« Rien d’étonnant si, dans ces conditions, l’entreprise scolaire parvient à reproduire, bon an, mal an, un lot de consommateurs [de savoir] particulièrement conformes. Il n’est pour s’en persuader que de songer à l’orthodoxie culturelle dont témoignent ces produits d’exposition que sont les lauréats du concours général. En 1963, sur les dix-huit premiers prix (dont quinze étaient fils et filles de cadres supérieurs ou de membres des professions libérales et trois fils de commerçants), treize disaient se destiner à l’enseignement ou à la recherche, témoignant par là leur reconnaissance envers une Université qui avait su les reconnaître. Tous faisaient de la lecture leur loisir d’élection et leurs préférences se groupaient dans le petit cercle de l’avant-garde consacrée : Camus, Malraux, Valéry, Kafka, Proust. Onze d’entre eux disaient aimer surtout la musique classique et le théâtre, le cinéma et le jazz ne venant jamais qu’au second rang. Enfin, ils refusaient avec indignation l’idée que Johnny Hallyday pût représenter la jeunesse actuelle et mettaient la Grèce en tête des pays qu’ils aimeraient visiter. Ainsi, chaque année, les jeunes lauréats révèlent, dans leurs projets d’avenir, les vertus que célèbrent les articles nécrologiques. Voyant dans le premier prix de philosophie, de français ou de langues anciennes, la réalisation la plus accomplie des valeurs attachées à l’enseignement classique, on peut composer le type idéal de l’
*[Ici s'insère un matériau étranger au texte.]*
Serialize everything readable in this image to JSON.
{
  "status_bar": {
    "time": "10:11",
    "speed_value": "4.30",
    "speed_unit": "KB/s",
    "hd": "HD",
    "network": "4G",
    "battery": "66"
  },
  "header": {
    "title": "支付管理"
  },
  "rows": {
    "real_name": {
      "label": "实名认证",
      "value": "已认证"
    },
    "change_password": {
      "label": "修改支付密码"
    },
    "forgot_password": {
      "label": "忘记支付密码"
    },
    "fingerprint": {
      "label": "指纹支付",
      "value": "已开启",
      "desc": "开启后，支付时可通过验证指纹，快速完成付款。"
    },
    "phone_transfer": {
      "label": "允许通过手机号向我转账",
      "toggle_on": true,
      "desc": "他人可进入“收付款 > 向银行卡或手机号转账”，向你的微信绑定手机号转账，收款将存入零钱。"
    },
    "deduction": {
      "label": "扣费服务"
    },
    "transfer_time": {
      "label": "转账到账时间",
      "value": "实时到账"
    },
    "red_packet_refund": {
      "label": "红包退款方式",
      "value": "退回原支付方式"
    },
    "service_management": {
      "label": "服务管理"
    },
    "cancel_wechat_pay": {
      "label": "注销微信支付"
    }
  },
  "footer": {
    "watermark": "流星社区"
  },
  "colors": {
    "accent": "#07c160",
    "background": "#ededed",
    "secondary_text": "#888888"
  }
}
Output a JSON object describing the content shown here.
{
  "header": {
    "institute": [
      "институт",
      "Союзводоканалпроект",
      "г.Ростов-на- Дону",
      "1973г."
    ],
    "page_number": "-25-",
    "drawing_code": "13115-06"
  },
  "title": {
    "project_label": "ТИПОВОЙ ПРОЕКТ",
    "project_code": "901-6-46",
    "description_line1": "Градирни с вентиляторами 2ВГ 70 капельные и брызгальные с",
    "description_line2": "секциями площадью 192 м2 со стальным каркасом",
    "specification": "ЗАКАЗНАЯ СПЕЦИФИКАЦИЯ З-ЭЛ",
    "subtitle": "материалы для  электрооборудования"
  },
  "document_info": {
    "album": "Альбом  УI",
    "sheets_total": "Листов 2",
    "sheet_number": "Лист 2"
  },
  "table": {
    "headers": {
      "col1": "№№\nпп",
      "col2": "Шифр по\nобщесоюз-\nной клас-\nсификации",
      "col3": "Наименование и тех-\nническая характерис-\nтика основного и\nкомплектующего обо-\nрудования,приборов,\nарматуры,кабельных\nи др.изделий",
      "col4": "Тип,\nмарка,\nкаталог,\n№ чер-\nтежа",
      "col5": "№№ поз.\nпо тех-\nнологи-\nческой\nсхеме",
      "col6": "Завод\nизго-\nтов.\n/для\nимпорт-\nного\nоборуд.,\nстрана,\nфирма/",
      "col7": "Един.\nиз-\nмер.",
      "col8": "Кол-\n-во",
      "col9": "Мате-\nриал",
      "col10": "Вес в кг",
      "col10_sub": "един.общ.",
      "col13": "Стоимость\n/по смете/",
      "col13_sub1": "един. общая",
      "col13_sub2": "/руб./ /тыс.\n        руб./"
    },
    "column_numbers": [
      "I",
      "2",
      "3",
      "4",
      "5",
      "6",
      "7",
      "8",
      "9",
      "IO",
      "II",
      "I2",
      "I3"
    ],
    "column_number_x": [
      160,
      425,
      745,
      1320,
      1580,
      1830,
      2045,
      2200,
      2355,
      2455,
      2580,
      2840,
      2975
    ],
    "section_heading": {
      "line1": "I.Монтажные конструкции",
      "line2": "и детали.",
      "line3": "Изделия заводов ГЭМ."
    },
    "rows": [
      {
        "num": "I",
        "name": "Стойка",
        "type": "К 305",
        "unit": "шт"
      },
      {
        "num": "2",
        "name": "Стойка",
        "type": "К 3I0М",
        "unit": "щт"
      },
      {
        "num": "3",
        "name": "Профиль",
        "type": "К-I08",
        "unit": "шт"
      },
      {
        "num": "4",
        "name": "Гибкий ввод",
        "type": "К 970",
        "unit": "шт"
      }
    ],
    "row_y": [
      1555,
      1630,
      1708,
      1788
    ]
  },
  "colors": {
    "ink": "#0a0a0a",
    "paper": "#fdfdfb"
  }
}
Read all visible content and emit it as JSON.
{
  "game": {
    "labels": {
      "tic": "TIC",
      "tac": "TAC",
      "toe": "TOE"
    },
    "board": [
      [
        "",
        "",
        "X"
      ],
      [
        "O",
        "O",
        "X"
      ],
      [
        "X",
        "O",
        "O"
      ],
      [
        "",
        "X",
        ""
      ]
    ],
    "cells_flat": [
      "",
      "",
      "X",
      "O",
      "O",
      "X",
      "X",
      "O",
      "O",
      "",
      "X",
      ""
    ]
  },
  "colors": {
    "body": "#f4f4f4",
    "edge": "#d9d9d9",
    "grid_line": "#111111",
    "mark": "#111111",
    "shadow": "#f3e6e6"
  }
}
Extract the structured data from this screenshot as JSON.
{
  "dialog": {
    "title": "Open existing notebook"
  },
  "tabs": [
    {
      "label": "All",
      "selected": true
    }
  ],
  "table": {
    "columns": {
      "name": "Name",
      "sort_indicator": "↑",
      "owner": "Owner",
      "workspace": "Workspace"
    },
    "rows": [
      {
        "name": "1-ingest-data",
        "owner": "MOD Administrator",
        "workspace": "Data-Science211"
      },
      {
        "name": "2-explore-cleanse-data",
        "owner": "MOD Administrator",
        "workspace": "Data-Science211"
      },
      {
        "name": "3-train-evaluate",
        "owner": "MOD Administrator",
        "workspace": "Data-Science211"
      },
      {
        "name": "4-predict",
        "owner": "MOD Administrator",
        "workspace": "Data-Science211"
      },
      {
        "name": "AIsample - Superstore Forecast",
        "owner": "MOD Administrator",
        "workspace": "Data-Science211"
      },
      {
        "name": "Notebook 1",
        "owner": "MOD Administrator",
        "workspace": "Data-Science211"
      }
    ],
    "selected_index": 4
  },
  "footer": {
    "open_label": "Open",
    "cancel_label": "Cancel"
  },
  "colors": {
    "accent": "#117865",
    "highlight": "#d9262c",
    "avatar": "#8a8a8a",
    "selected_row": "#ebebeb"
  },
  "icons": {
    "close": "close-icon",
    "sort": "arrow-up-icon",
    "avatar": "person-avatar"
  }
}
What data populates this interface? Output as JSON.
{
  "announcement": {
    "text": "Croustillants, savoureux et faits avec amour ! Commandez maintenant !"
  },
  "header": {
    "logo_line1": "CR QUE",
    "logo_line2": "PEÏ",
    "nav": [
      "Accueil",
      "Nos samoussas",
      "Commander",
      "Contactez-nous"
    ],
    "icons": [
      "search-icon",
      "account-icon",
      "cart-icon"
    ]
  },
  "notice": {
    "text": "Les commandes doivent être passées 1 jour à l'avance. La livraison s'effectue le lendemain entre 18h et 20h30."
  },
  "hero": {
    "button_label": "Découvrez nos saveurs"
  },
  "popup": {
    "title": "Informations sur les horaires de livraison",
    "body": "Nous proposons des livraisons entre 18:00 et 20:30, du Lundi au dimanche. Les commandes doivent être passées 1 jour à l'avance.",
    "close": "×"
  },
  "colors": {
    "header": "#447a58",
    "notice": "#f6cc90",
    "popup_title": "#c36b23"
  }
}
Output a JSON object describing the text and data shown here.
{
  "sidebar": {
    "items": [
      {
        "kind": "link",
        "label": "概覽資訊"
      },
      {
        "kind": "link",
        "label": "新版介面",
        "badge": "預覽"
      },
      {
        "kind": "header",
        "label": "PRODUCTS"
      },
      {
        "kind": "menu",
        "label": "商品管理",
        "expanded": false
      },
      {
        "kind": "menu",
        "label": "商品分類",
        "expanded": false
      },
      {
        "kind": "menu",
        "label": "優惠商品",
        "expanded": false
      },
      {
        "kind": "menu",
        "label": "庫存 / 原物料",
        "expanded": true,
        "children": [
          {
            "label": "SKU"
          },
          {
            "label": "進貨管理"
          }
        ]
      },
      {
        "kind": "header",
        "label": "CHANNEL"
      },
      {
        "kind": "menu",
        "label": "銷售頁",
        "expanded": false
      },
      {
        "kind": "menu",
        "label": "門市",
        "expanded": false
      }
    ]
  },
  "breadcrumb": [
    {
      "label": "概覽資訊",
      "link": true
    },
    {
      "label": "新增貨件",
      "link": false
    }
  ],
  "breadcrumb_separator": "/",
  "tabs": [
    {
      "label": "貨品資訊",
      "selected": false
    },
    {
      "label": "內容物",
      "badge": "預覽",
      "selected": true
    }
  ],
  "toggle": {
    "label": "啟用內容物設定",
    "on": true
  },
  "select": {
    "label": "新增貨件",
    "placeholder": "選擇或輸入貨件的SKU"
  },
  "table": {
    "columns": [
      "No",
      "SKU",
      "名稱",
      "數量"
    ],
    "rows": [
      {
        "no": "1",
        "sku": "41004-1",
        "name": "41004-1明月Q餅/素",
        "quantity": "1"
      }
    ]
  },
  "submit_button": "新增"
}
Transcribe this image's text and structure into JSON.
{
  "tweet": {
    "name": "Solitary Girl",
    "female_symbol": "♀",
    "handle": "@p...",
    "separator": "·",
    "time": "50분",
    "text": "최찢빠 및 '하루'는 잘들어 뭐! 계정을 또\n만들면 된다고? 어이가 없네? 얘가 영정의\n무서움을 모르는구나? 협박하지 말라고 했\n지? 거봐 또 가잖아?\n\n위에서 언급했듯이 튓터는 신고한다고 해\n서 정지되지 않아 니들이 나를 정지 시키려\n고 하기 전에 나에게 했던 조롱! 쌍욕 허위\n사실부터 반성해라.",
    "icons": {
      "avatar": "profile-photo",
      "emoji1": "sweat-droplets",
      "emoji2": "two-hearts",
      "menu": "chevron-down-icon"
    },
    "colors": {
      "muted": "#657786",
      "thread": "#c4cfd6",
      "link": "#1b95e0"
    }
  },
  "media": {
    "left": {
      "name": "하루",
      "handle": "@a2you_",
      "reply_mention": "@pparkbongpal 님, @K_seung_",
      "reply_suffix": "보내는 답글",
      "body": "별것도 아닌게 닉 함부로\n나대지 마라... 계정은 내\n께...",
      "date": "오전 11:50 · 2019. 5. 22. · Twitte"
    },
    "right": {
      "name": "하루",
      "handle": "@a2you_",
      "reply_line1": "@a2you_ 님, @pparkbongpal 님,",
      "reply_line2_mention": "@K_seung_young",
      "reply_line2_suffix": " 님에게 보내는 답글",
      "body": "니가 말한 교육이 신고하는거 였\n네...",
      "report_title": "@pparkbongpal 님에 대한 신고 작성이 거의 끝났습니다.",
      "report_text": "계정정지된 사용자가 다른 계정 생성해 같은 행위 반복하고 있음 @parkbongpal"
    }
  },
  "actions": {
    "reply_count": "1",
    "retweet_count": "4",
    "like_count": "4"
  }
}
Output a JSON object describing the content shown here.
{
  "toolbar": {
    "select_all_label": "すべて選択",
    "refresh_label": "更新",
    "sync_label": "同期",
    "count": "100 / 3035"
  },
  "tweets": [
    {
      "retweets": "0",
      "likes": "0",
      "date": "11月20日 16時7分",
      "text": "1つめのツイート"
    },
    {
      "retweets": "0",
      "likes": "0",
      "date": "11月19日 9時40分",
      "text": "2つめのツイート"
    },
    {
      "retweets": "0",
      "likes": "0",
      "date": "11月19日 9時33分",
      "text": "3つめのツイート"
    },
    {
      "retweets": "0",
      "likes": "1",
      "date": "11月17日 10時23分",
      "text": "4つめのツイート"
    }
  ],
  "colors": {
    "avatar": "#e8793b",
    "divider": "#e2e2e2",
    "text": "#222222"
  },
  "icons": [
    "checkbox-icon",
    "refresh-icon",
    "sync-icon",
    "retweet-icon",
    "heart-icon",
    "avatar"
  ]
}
homo academicus en sa forme juvénile : issu de parents et de grands-parents eux-même enseignants, le premier prix de philosophie de 1964 a pour projet de préparer l’école normale supérieure, d’y passer l’agrégation et de devenir professeur de philosophie, tandis que le premier prix de version latine “a lu l’ensemble de la littérature française à quinze ans et deux mois”, et, “farouchement individualiste”, “étonnant par sa précocité”, n’hésite qu’entre la recherche et l’enseignement (les journaux, juin 1964). »
Pierre Bourdieu & Jean-Claude Passeron,
Les Héritiers, éditions de Minuit, collection “Le Sens commun” (1964), chapitre 2, « Jeu sérieux et jeux du sérieux », pp. 65-66.